The pass is split into two files with the code that propagates the
counts in a callgraph in a Utils file. I plan to add support for
propagation in the thinlto link phase and the propagation code will be
shared and hence this split. I did not add support to the old PM since
hot callsite determination in inlining is not possible in old PM
(although we could use hot callee heuristic with synthetic counts in the
old PM it is not worth the effort tuning it)

Diff Detail


Event Timeline

eraman created this revision.Dec 27 2017, 5:03 PM
davidxl added inline comments.Jan 3 2018, 2:21 PM
27 ↗(On Diff #128250)

add documentation comments here.

256 ↗(On Diff #128250)

Is it better to let getEntryCount to take an optional flag to indicate 'is_synthetic'? The implementation of these two are mostly the same.

48 ↗(On Diff #128250)

We should probably differentiate functions with cold attributes and set them with lower initial count.

70 ↗(On Diff #128250)

This should be restricted to local functions not address escaped. If the local function is only called indirectly, setting its initial count to zero can make it look too cold. For address exposed ones, the initial count should be handled similarly to global functions.

eraman marked 2 inline comments as done.Jan 3 2018, 5:38 PM
eraman added inline comments.
27 ↗(On Diff #128250)

I have the documentation comments next to the implementation in the cpp file.

256 ↗(On Diff #128250)

I actually intended to remove this but this slipped in. I have a follow up patch that makes EntryCount a class and make the getEntryCount return it. Using a boolean for synthetic feels brittle. Shall I remove this get method?

eraman updated this revision to Diff 128588.Jan 3 2018, 5:39 PM

Address review comments.

davidxl added inline comments.Jan 4 2018, 11:50 AM
256 ↗(On Diff #128250)

The new interface that returns EntryCount seems a better approach. Yes, if you can unify the interfaces, this one should be removed. You can do it in two steps -- one takes the boolean flag, and then improved with a follow up patch.

50 ↗(On Diff #128588)

Nit: callsites that call into the SCC come first.

64 ↗(On Diff #128588)

PropagatedCounts --> ExtraSCCEntryCountFromCycles ? or just ExtraSCCEntryCounts?

Also modify the comments to say:

  1. first update the global count of nodes with SCC using cyclic edges first.
  2. the update is done in two steps ..
67 ↗(On Diff #128588)

Weight --> RelativeFreq

It is confusing to see Weight multiplied by Count

106 ↗(On Diff #128588)

Call it CallSiteRelFreq may make the code more readable.

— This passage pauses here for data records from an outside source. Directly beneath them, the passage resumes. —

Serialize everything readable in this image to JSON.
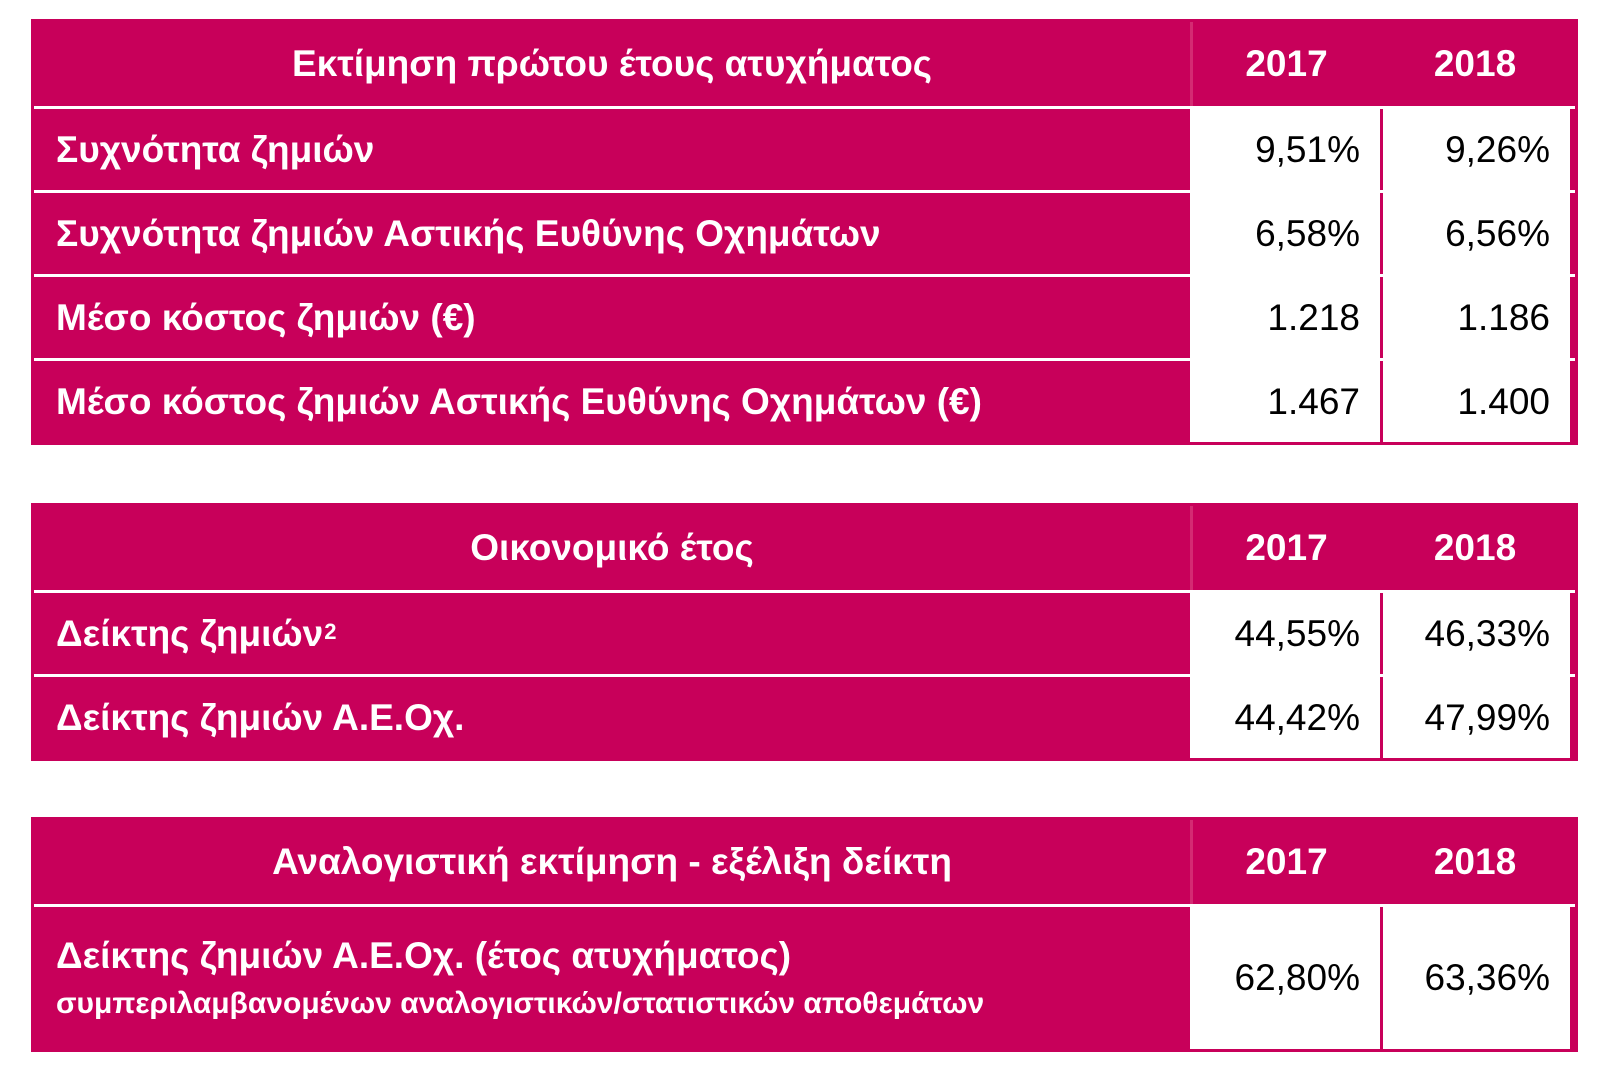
{
  "table1": {
    "header": {
      "title": "Εκτίμηση πρώτου έτους ατυχήματος",
      "y1": "2017",
      "y2": "2018"
    },
    "rows": [
      {
        "label": "Συχνότητα ζημιών",
        "v1": "9,51%",
        "v2": "9,26%"
      },
      {
        "label": "Συχνότητα ζημιών Αστικής Ευθύνης Οχημάτων",
        "v1": "6,58%",
        "v2": "6,56%"
      },
      {
        "label": "Μέσο κόστος ζημιών (€)",
        "v1": "1.218",
        "v2": "1.186"
      },
      {
        "label": "Μέσο κόστος ζημιών Αστικής Ευθύνης Οχημάτων (€)",
        "v1": "1.467",
        "v2": "1.400"
      }
    ]
  },
  "table2": {
    "header": {
      "title": "Οικονομικό έτος",
      "y1": "2017",
      "y2": "2018"
    },
    "rows": [
      {
        "label": "Δείκτης ζημιών",
        "sup": "2",
        "v1": "44,55%",
        "v2": "46,33%"
      },
      {
        "label": "Δείκτης ζημιών Α.Ε.Οχ.",
        "v1": "44,42%",
        "v2": "47,99%"
      }
    ]
  },
  "table3": {
    "header": {
      "title": "Αναλογιστική εκτίμηση -  εξέλιξη δείκτη",
      "y1": "2017",
      "y2": "2018"
    },
    "rows": [
      {
        "label": "Δείκτης ζημιών Α.Ε.Οχ. (έτος ατυχήματος)",
        "sublabel": "συμπεριλαμβανομένων αναλογιστικών/στατιστικών αποθεμάτων",
        "v1": "62,80%",
        "v2": "63,36%"
      }
    ]
  },
  "colors": {
    "accent": "#c8005a",
    "cell_bg": "#ffffff"
  }
}
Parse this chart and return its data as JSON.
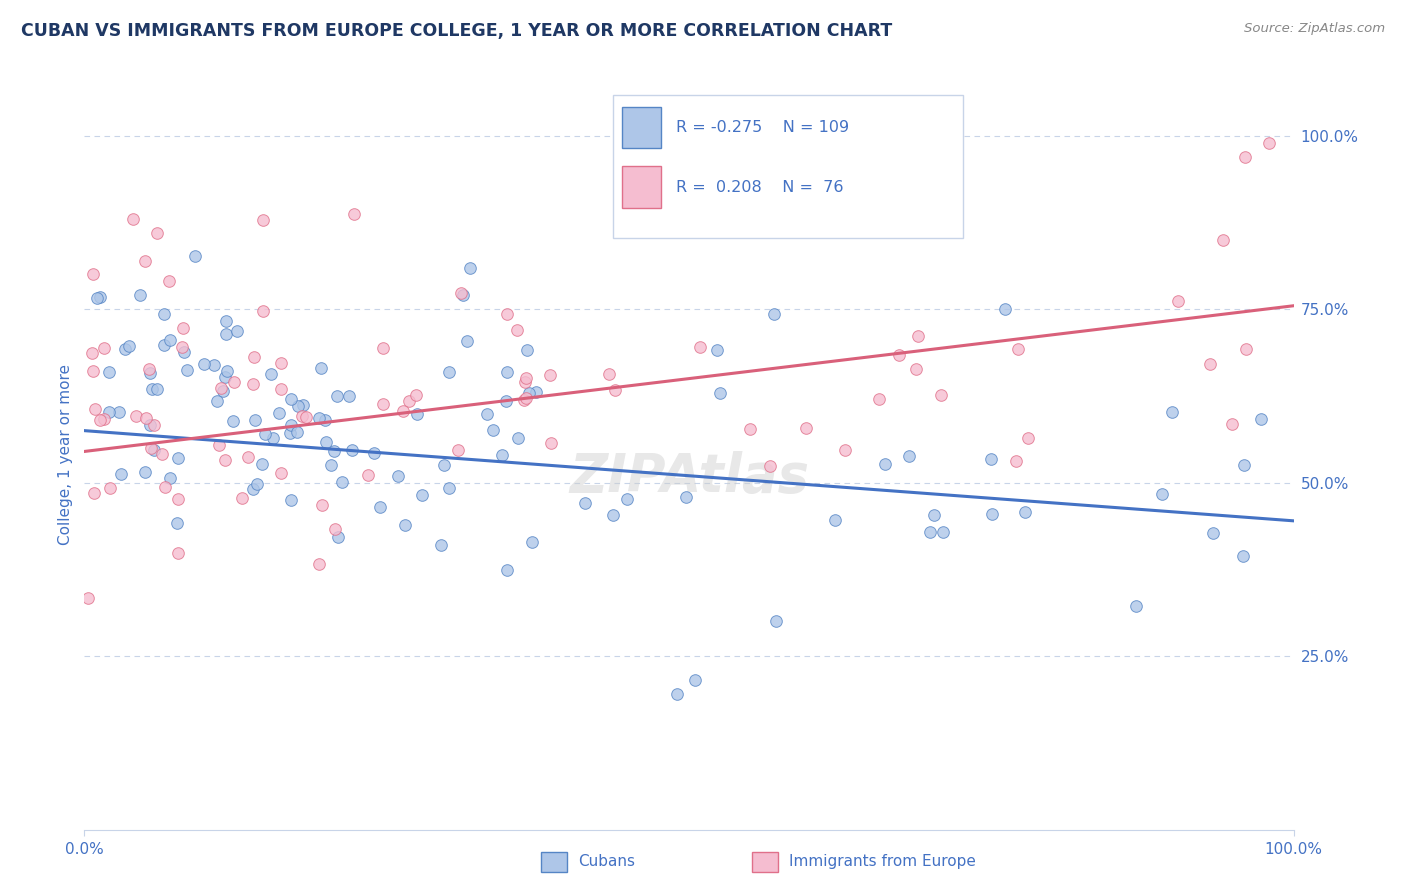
{
  "title": "CUBAN VS IMMIGRANTS FROM EUROPE COLLEGE, 1 YEAR OR MORE CORRELATION CHART",
  "source_text": "Source: ZipAtlas.com",
  "ylabel": "College, 1 year or more",
  "xlim": [
    0,
    1
  ],
  "ylim": [
    0,
    1.08
  ],
  "ytick_positions": [
    0.25,
    0.5,
    0.75,
    1.0
  ],
  "ytick_labels": [
    "25.0%",
    "50.0%",
    "75.0%",
    "100.0%"
  ],
  "xtick_positions": [
    0,
    1
  ],
  "xtick_labels": [
    "0.0%",
    "100.0%"
  ],
  "watermark": "ZIPAtlas",
  "blue_color": "#aec6e8",
  "pink_color": "#f5bdd0",
  "blue_edge_color": "#5585c5",
  "pink_edge_color": "#e0708a",
  "blue_line_color": "#4472c4",
  "pink_line_color": "#d9607a",
  "title_color": "#1f3864",
  "axis_color": "#4472c4",
  "grid_color": "#c8d4e8",
  "legend_text_color": "#4472c4",
  "blue_intercept": 0.575,
  "blue_slope": -0.13,
  "pink_intercept": 0.545,
  "pink_slope": 0.21,
  "seed": 1234
}
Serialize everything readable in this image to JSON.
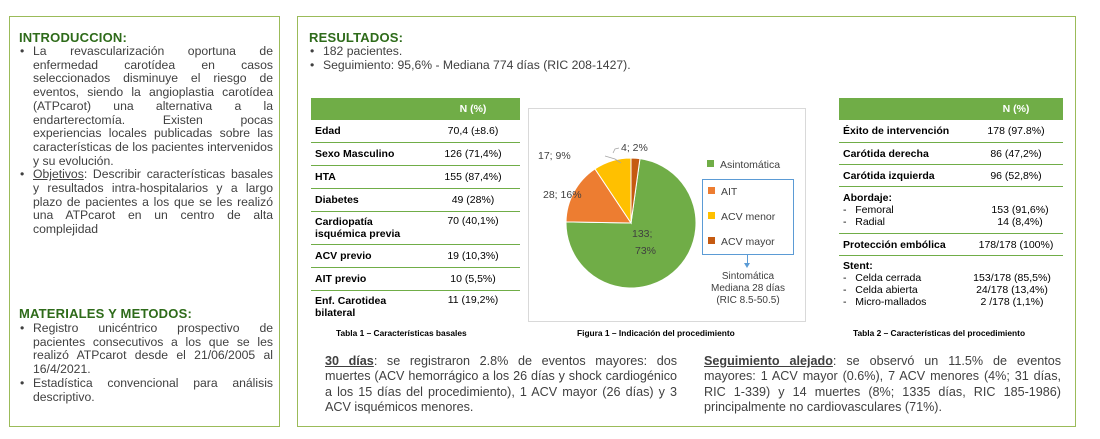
{
  "intro": {
    "title": "INTRODUCCION:",
    "bullet1": "La revascularización oportuna de enfermedad carotídea en casos seleccionados disminuye el riesgo de eventos, siendo la angioplastia carotídea (ATPcarot) una alternativa a la endarterectomía. Existen pocas experiencias locales publicadas sobre las características de los pacientes intervenidos y su evolución.",
    "bullet2_key": "Objetivos",
    "bullet2_rest": ": Describir características basales y resultados intra-hospitalarios y a largo plazo de pacientes a los que se les realizó una ATPcarot en un centro de alta complejidad"
  },
  "methods": {
    "title": "MATERIALES Y METODOS:",
    "bullets": [
      "Registro unicéntrico prospectivo de pacientes consecutivos a los que se les realizó ATPcarot desde el 21/06/2005 al 16/4/2021.",
      "Estadística convencional para análisis descriptivo."
    ]
  },
  "results": {
    "title": "RESULTADOS:",
    "bullets": [
      "182 pacientes.",
      "Seguimiento: 95,6% - Mediana 774 días (RIC 208-1427)."
    ]
  },
  "table1": {
    "header": "N (%)",
    "rows": [
      {
        "label": "Edad",
        "value": "70,4 (±8.6)"
      },
      {
        "label": "Sexo Masculino",
        "value": "126 (71,4%)"
      },
      {
        "label": "HTA",
        "value": "155 (87,4%)"
      },
      {
        "label": "Diabetes",
        "value": "49 (28%)"
      },
      {
        "label": "Cardiopatía isquémica previa",
        "value": "70 (40,1%)"
      },
      {
        "label": "ACV previo",
        "value": "19 (10,3%)"
      },
      {
        "label": "AIT previo",
        "value": "10 (5,5%)"
      },
      {
        "label": "Enf. Carotidea bilateral",
        "value": "11 (19,2%)"
      }
    ],
    "caption": "Tabla 1 – Características basales"
  },
  "figure1": {
    "caption": "Figura 1 – Indicación  del procedimiento",
    "note": [
      "Sintomática",
      "Mediana 28 días",
      "(RIC  8.5-50.5)"
    ],
    "labels": {
      "asint1": "133;",
      "asint2": "73%",
      "aitlab": "28; 16%",
      "menorlab": "17; 9%",
      "mayorlab": "4; 2%"
    }
  },
  "chart_data": {
    "type": "pie",
    "series": [
      {
        "name": "Asintomática",
        "count": 133,
        "percent": 73,
        "color": "#70ad47"
      },
      {
        "name": "AIT",
        "count": 28,
        "percent": 16,
        "color": "#ed7d31"
      },
      {
        "name": "ACV menor",
        "count": 17,
        "percent": 9,
        "color": "#ffc000"
      },
      {
        "name": "ACV mayor",
        "count": 4,
        "percent": 2,
        "color": "#c55a11"
      }
    ]
  },
  "table2": {
    "header": "N (%)",
    "exito": {
      "label": "Éxito de intervención",
      "value": "178 (97.8%)"
    },
    "derecha": {
      "label": "Carótida derecha",
      "value": "86 (47,2%)"
    },
    "izquierda": {
      "label": "Carótida izquierda",
      "value": "96 (52,8%)"
    },
    "abordaje": {
      "label": "Abordaje:",
      "items": [
        {
          "label": "Femoral",
          "value": "153 (91,6%)"
        },
        {
          "label": "Radial",
          "value": "14 (8,4%)"
        }
      ]
    },
    "proteccion": {
      "label": "Protección embólica",
      "value": "178/178 (100%)"
    },
    "stent": {
      "label": "Stent:",
      "items": [
        {
          "label": "Celda cerrada",
          "value": "153/178 (85,5%)"
        },
        {
          "label": "Celda abierta",
          "value": "24/178 (13,4%)"
        },
        {
          "label": "Micro-mallados",
          "value": "2 /178 (1,1%)"
        }
      ]
    },
    "caption": "Tabla 2 – Características del procedimiento"
  },
  "p30": {
    "key": "30 días",
    "text": ": se registraron 2.8% de eventos mayores: dos muertes (ACV hemorrágico a los 26 días y shock cardiogénico a los 15 días del procedimiento), 1 ACV mayor (26 días) y 3 ACV isquémicos menores."
  },
  "plong": {
    "key": "Seguimiento alejado",
    "text": ": se observó un 11.5% de eventos mayores: 1 ACV mayor (0.6%), 7 ACV menores (4%; 31 días, RIC 1-339) y 14 muertes (8%; 1335 días, RIC 185-1986) principalmente no cardiovasculares (71%)."
  }
}
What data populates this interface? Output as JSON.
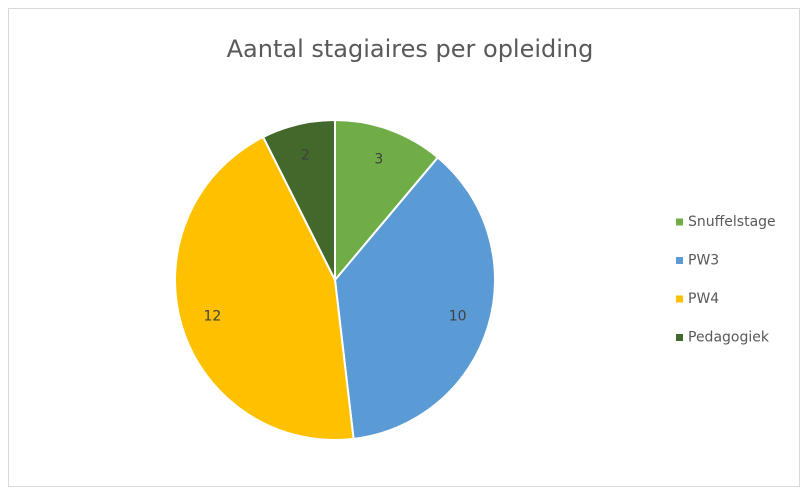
{
  "chart_data": {
    "type": "pie",
    "title": "Aantal stagiaires per opleiding",
    "categories": [
      "Snuffelstage",
      "PW3",
      "PW4",
      "Pedagogiek"
    ],
    "values": [
      3,
      10,
      12,
      2
    ],
    "colors": [
      "#70ad47",
      "#5b9bd5",
      "#ffc000",
      "#43682b"
    ],
    "legend": "right"
  }
}
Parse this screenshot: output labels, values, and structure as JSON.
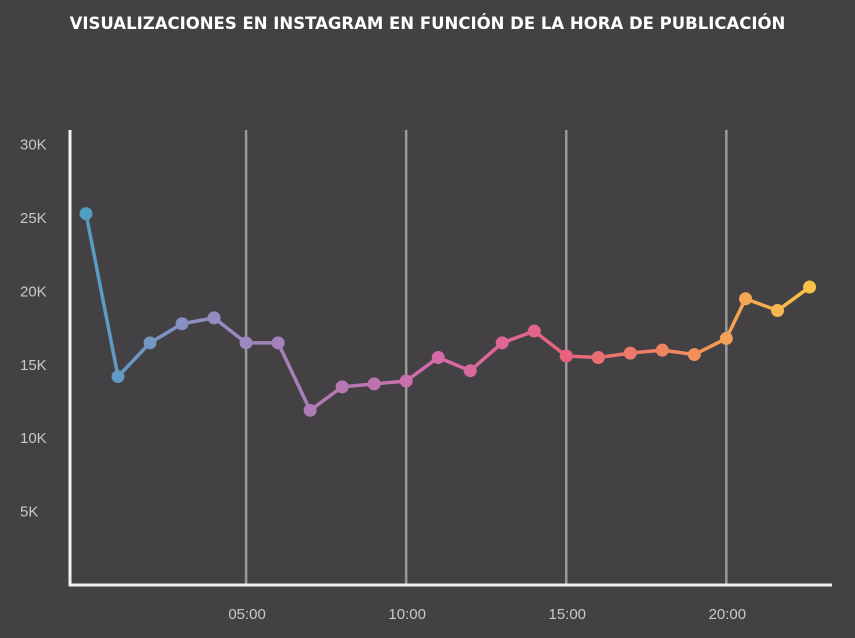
{
  "title": "VISUALIZACIONES EN INSTAGRAM EN FUNCIÓN DE LA HORA DE PUBLICACIÓN",
  "colors": {
    "background": "#434143",
    "axis": "#f2f2f2",
    "gridline": "#9a9a9a",
    "tick_text": "#c9c9c9",
    "gradient": [
      "#4e9fc4",
      "#8f8fc0",
      "#b07bb5",
      "#d56aa7",
      "#e8627c",
      "#f28c5c",
      "#f7c14a"
    ]
  },
  "chart_data": {
    "type": "line",
    "title": "VISUALIZACIONES EN INSTAGRAM EN FUNCIÓN DE LA HORA DE PUBLICACIÓN",
    "xlabel": "",
    "ylabel": "",
    "x_ticks": [
      {
        "label": "05:00",
        "value": 5
      },
      {
        "label": "10:00",
        "value": 10
      },
      {
        "label": "15:00",
        "value": 15
      },
      {
        "label": "20:00",
        "value": 20
      }
    ],
    "y_ticks": [
      {
        "label": "5K",
        "value": 5000
      },
      {
        "label": "10K",
        "value": 10000
      },
      {
        "label": "15K",
        "value": 15000
      },
      {
        "label": "20K",
        "value": 20000
      },
      {
        "label": "25K",
        "value": 25000
      },
      {
        "label": "30K",
        "value": 30000
      }
    ],
    "xlim": [
      -0.5,
      23.3
    ],
    "ylim": [
      0,
      31000
    ],
    "grid": "vertical at x ticks",
    "legend": "none",
    "x": [
      0,
      1,
      2,
      3,
      4,
      5,
      6,
      7,
      8,
      9,
      10,
      11,
      12,
      13,
      14,
      15,
      16,
      17,
      18,
      19,
      20,
      20.6,
      21.6,
      22.6
    ],
    "values": [
      25300,
      14200,
      16500,
      17800,
      18200,
      16500,
      16500,
      11900,
      13500,
      13700,
      13900,
      15500,
      14600,
      16500,
      17300,
      15600,
      15500,
      15800,
      16000,
      15700,
      16800,
      19500,
      18700,
      20300
    ]
  }
}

eraman marked 4 inline comments as done.Jan 4 2018, 4:58 PM
eraman added inline comments.
256 ↗(On Diff #128250)

This patch doesn't read the synthetic entry count and hence I am just removing the getSyntheticEntryCount from this. I will leave the boolean on the setEntryCount and in the next patch add an EntryCount class.

64 ↗(On Diff #128588)

I have modified the comments along the lines of what you say. I have renamed the variable to AdditionalCounts - I prefer this to your other suggestions.

eraman updated this revision to Diff 128685.Jan 4 2018, 4:59 PM
eraman marked an inline comment as done.

Address David's comments.

davidxl accepted this revision.Jan 8 2018, 9:39 AM


60 ↗(On Diff #128685)

make it zero perhaps?

This revision is now accepted and ready to land.Jan 8 2018, 9:39 AM
eraman added inline comments.Jan 8 2018, 11:01 AM
60 ↗(On Diff #128685)

I have no strong opinion, but I expect the default values to change after we make the inliner use these synthetic counts and tune the inliner. So I'll leave it as 5 for now.

This revision was automatically updated to reflect the committed changes.